La nouvelle loi, votée fin février au Bundestag, autorise les personnes résidant en Allemagne depuis au moins six mois à cultiver chez elles jusqu’à trois plants pour leur usage propre, ou à se procurer jusqu’à 50 grammes de cannabis séché par mois auprès des nouveaux « Clubs de cannabis », associations à but non lucratif.

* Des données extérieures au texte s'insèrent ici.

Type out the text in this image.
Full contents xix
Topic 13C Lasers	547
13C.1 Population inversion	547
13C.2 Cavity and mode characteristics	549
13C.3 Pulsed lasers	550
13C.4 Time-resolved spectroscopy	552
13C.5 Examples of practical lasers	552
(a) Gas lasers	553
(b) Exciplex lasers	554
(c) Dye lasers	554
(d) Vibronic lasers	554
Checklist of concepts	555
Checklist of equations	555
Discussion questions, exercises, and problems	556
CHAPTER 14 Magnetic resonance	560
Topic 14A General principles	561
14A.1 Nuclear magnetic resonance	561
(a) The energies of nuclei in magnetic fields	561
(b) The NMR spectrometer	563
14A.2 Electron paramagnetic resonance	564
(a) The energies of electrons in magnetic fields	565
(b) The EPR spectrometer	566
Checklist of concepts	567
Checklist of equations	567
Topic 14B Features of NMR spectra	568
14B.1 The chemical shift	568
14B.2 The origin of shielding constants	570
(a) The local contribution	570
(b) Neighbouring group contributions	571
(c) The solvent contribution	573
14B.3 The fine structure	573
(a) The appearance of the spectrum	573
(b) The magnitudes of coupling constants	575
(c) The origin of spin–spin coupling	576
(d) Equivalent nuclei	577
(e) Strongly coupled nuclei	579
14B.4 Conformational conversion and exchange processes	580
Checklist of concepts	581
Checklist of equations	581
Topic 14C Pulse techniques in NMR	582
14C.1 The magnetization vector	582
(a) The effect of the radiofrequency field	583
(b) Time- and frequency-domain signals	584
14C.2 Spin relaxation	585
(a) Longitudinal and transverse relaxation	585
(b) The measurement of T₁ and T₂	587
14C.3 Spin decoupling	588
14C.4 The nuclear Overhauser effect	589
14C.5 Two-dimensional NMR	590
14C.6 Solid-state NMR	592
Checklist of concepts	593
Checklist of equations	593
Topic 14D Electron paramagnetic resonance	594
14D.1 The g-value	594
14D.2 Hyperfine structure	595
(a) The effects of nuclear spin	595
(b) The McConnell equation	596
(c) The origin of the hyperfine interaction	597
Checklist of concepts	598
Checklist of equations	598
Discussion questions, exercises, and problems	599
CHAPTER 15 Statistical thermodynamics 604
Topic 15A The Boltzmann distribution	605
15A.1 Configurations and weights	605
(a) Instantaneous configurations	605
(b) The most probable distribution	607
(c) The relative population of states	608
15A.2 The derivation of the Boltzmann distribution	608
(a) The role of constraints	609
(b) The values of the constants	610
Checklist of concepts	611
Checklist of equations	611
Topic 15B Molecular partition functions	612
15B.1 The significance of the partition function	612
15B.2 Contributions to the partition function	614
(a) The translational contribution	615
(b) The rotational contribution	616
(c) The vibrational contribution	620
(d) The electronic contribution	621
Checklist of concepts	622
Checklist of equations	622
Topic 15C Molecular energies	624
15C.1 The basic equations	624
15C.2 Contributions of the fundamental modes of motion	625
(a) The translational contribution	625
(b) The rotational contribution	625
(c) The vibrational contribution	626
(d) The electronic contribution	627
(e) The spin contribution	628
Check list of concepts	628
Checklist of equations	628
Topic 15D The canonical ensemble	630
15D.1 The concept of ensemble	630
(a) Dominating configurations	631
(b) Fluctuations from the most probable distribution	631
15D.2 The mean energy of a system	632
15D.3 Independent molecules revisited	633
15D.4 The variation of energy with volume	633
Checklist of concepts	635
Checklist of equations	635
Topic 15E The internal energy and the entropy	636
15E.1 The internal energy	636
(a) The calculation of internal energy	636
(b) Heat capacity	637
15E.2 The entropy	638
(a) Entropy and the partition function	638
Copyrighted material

« Cela va rester très encadré, beaucoup moins permissif que ce qu’on peut observer aux Pays-Bas », anticipe Jeanne Barseghian. « Ces clubs ne seront pas des lieux de consommation, il n’y aura pas de coffee-shop », insiste-t-elle. Intéressée par cette « approche prudente », la mairie va « observer ce qui va se passer en Allemagne, ce que cette législation va générer en termes d’usages, de politique de sécurité, de baisse -ou pas- des trafics, de santé publique ».

Un voeu pieu ?

« Et il me semblerait intéressant d’ouvrir une expérimentation à une échelle locale transfrontalière, qui permettrait de tester à Strasbourg ce qui va être mis en œuvre côté allemand », soutient la maire.

Elle défend cette idée en mettant en avant « l’expérience » et le savoir-faire local en matière de prévention et d’accompagnement des usagers de drogues, Strasbourg et Paris étant les deux seules villes de France à disposer d’une salle de consommation à moindre risque.

« Cette salle n’est que la partie visible de l’iceberg, on a tout un écosystème d’associations, des médecins, d’élus qui prennent ce sujet non pas dans une logique répressive mais sanitaire : une personne en situation d’addiction, c’est un problème de santé publique, il faut pouvoir l’accompagner pour sortir de cette addiction ».

Néanmoins, la décision de mettre en place une telle expérimentation n’est pas du ressort des communes. Jeanne Barseghian espère trouver un soutien auprès des autorités nationales et compte s’appuyer sur le traité d’Aix-la-Chapelle, signé en 2019 entre la France et l’Allemagne et qui autorise des « dérogations » pour « la réalisation de projets transfrontaliers », notamment en matière « sanitaire ».